More importantly, can past mistakes finally be forgiven?

# NOTE: The copy I read was a ‘dyslexic friendly’ book, which I personally found difficult. From what I have read, I can see that the font used could help somewhat. However, why hasn’t the publisher used left alignment for the text?  since justification of text removes prompts required for a dyslexic friendly style.

the Shiny Guys – Doug Macleod

shiny-guysDr Maximew and Dr Vendra smile. They don’t even look that much like cockroaches. They resemble grasshoppers, except they’re red. And everyone knows grasshoppers are friendly, with nice faces and big round eyes. Whoever heard of evil grasshoppers?

To look at Colin, he would appear to be a normal teenage boy. What isn’t normal is that he spends all day in grey pyjamas, shares a room with Len the basket weaver, and is frequently haunted by visions of ‘shiny guys’.

The reasons why the ‘shiny guys’ visit Colin isn’t clearly apparent in the early stages of the story. However, their visits seem to be of concern to his family and the medical staff. For Colin, they are an accepted part of his day.

Through Colin’s eyes, we view how a mental institution runs – with shades of ‘One Flew over the Cuckoo’s Nest’ in some of his descriptions.
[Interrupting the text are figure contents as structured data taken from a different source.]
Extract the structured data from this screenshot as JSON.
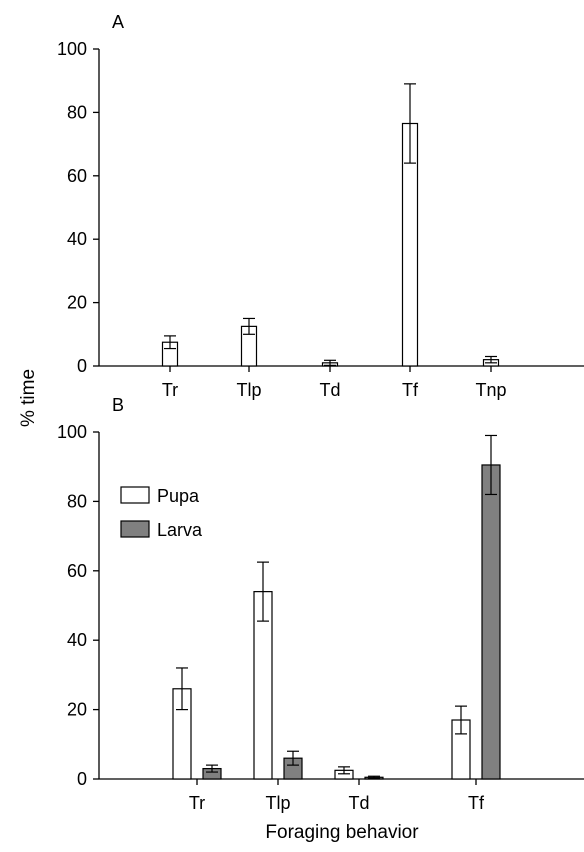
{
  "figure": {
    "ylabel": "% time",
    "xlabel": "Foraging behavior"
  },
  "chart_data": [
    {
      "panel": "A",
      "type": "bar",
      "categories": [
        "Tr",
        "Tlp",
        "Td",
        "Tf",
        "Tnp"
      ],
      "series": [
        {
          "name": "",
          "color": "#ffffff",
          "values": [
            7.5,
            12.5,
            1.0,
            76.5,
            2.0
          ],
          "errors": [
            2.0,
            2.5,
            0.8,
            12.5,
            1.0
          ]
        }
      ],
      "ylim": [
        0,
        100
      ],
      "yticks": [
        0,
        20,
        40,
        60,
        80,
        100
      ],
      "ylabel": "% time",
      "xlabel": "",
      "grid": false
    },
    {
      "panel": "B",
      "type": "bar",
      "categories": [
        "Tr",
        "Tlp",
        "Td",
        "Tf"
      ],
      "series": [
        {
          "name": "Pupa",
          "color": "#ffffff",
          "values": [
            26.0,
            54.0,
            2.5,
            17.0
          ],
          "errors": [
            6.0,
            8.5,
            1.0,
            4.0
          ]
        },
        {
          "name": "Larva",
          "color": "#808080",
          "values": [
            3.0,
            6.0,
            0.5,
            90.5
          ],
          "errors": [
            1.0,
            2.0,
            0.3,
            8.5
          ]
        }
      ],
      "ylim": [
        0,
        100
      ],
      "yticks": [
        0,
        20,
        40,
        60,
        80,
        100
      ],
      "ylabel": "% time",
      "xlabel": "Foraging behavior",
      "legend": "top-left",
      "grid": false
    }
  ]
}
Like McMurphy, Colin tries to buck the system, sometimes not taking his medication, and often critiquing the methods used in Ward 44:

“Don’t you think it’s in really bad taste to have shell-shocked Vietnam vets weaving things that look like the hats worn by the people who were trying to kill them?” (Colin asks Dr Parkinson in one of his regular sessions.)
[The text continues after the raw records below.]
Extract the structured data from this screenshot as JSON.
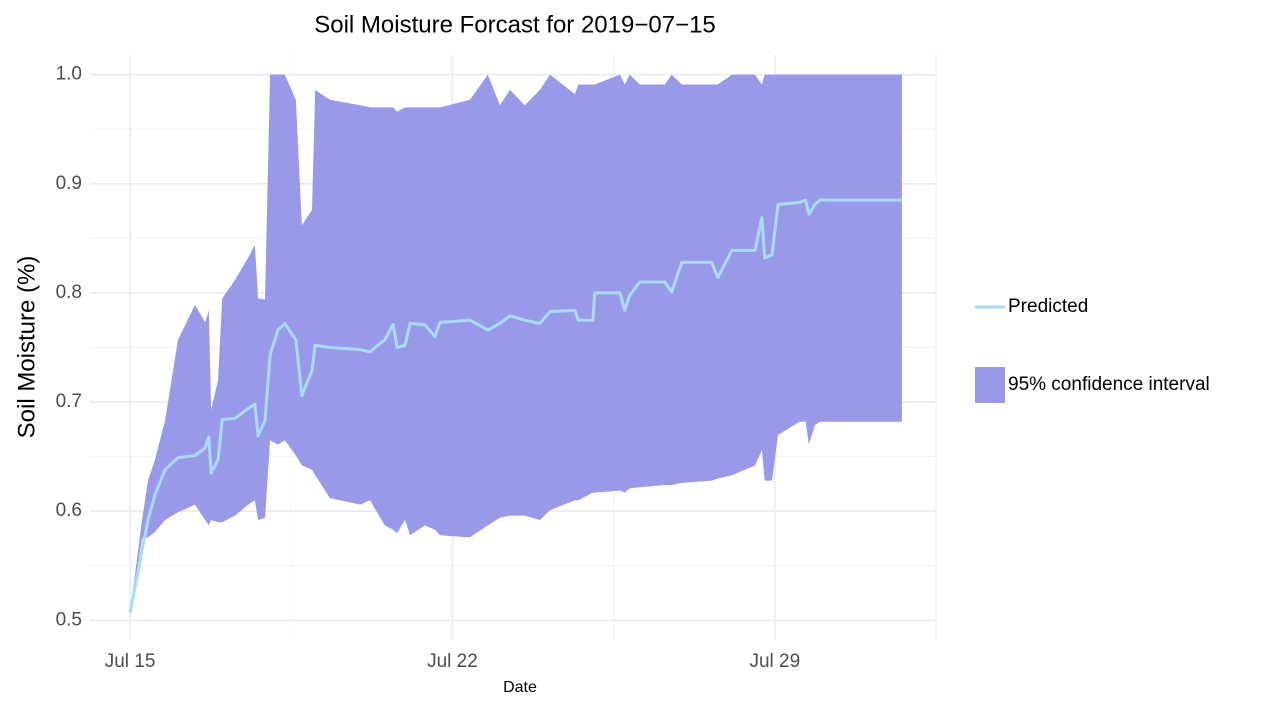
{
  "chart_data": {
    "type": "line",
    "title": "Soil Moisture Forcast for 2019−07−15",
    "x_label": "Date",
    "y_label": "Soil Moisture (%)",
    "x": [
      15,
      15.26,
      15.39,
      15.54,
      15.76,
      16.04,
      16.41,
      16.63,
      16.71,
      16.76,
      16.91,
      17.0,
      17.28,
      17.56,
      17.71,
      17.78,
      17.93,
      18.04,
      18.21,
      18.36,
      18.6,
      18.73,
      18.95,
      19.02,
      19.34,
      20.0,
      20.21,
      20.53,
      20.71,
      20.8,
      20.97,
      21.08,
      21.4,
      21.62,
      21.73,
      22.38,
      22.77,
      23.03,
      23.25,
      23.57,
      23.9,
      24.12,
      24.66,
      24.73,
      25.05,
      25.09,
      25.64,
      25.74,
      25.85,
      26.07,
      26.61,
      26.76,
      26.98,
      27.63,
      27.76,
      28.07,
      28.57,
      28.72,
      28.78,
      28.94,
      29.07,
      29.54,
      29.67,
      29.74,
      29.87,
      29.98,
      31.76
    ],
    "series": [
      {
        "name": "Predicted",
        "color": "#a8dcf5",
        "values": [
          0.507,
          0.564,
          0.592,
          0.615,
          0.638,
          0.649,
          0.651,
          0.658,
          0.668,
          0.635,
          0.647,
          0.684,
          0.685,
          0.694,
          0.698,
          0.669,
          0.683,
          0.743,
          0.766,
          0.772,
          0.757,
          0.706,
          0.729,
          0.752,
          0.75,
          0.748,
          0.746,
          0.757,
          0.771,
          0.75,
          0.752,
          0.772,
          0.771,
          0.76,
          0.773,
          0.775,
          0.766,
          0.772,
          0.779,
          0.775,
          0.772,
          0.783,
          0.784,
          0.775,
          0.775,
          0.8,
          0.8,
          0.784,
          0.798,
          0.81,
          0.81,
          0.801,
          0.828,
          0.828,
          0.814,
          0.839,
          0.839,
          0.869,
          0.832,
          0.835,
          0.881,
          0.883,
          0.885,
          0.872,
          0.881,
          0.885,
          0.885
        ]
      },
      {
        "name": "95% confidence interval",
        "type": "band",
        "color": "#9999ea",
        "upper": [
          0.507,
          0.592,
          0.628,
          0.647,
          0.683,
          0.757,
          0.789,
          0.773,
          0.784,
          0.693,
          0.72,
          0.795,
          0.812,
          0.832,
          0.844,
          0.795,
          0.794,
          1,
          1,
          1,
          0.977,
          0.862,
          0.876,
          0.986,
          0.977,
          0.972,
          0.97,
          0.97,
          0.97,
          0.966,
          0.97,
          0.97,
          0.97,
          0.97,
          0.97,
          0.977,
          1,
          0.972,
          0.986,
          0.972,
          0.986,
          1,
          0.982,
          0.991,
          0.991,
          0.991,
          1,
          0.991,
          1,
          0.991,
          0.991,
          1,
          0.991,
          0.991,
          0.991,
          1,
          1,
          0.991,
          1,
          1,
          1,
          1,
          1,
          1,
          1,
          1,
          1
        ],
        "lower": [
          0.507,
          0.575,
          0.576,
          0.581,
          0.592,
          0.599,
          0.606,
          0.592,
          0.587,
          0.592,
          0.59,
          0.59,
          0.596,
          0.606,
          0.61,
          0.592,
          0.594,
          0.665,
          0.661,
          0.665,
          0.651,
          0.642,
          0.638,
          0.633,
          0.612,
          0.606,
          0.61,
          0.587,
          0.583,
          0.58,
          0.592,
          0.578,
          0.587,
          0.583,
          0.578,
          0.576,
          0.587,
          0.594,
          0.596,
          0.596,
          0.592,
          0.601,
          0.61,
          0.61,
          0.617,
          0.617,
          0.619,
          0.617,
          0.621,
          0.622,
          0.624,
          0.624,
          0.626,
          0.628,
          0.63,
          0.633,
          0.642,
          0.656,
          0.628,
          0.628,
          0.67,
          0.682,
          0.682,
          0.661,
          0.679,
          0.682,
          0.682
        ]
      }
    ],
    "xlim": [
      14.13,
      32.5
    ],
    "xticks": [
      {
        "value": 15,
        "label": "Jul 15"
      },
      {
        "value": 22,
        "label": "Jul 22"
      },
      {
        "value": 29,
        "label": "Jul 29"
      }
    ],
    "ylim": [
      0.482,
      1.018
    ],
    "yticks": [
      0.5,
      0.6,
      0.7,
      0.8,
      0.9,
      {
        "value": 1,
        "label": "1.0"
      }
    ],
    "grid": true,
    "legend": "right"
  }
}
Like McMurphy, Colin also plans his escape. He collects supplies, stores them in a secret location and keeps a keen watch on staff movements. He recruits a few friends to join him. Occasionally, the ‘shiny guys’ embolden him, tell him not to take his meds, and help him to see things more clearly (or do they?).

Other characters woven into the story provide a few different perspectives – Mango, who suffers from an attachment disorder, and Anthea, suffering anorexia. Slowly, their stories unfold as they struggle to come closer to ‘normal’ behaviour that society expects of them.

Doug Macleod’s writing is known to be funny and tongue-in-cheek. ‘The Shiny Guys’ meets this expectation, while addressing some serious issues along the way. Macleod even acknowledges himself that much of the story was inspired by real events which occurred in his life: depression and the effects of a stroke, and of course further research into some of their effects. Here is Doug’s own review of ‘the Shiny Guys’ and some interesting insights to how it was written.

As a nominee for the CBCA Older Reader awards, this is another edition which gets my vote.  Do you agree?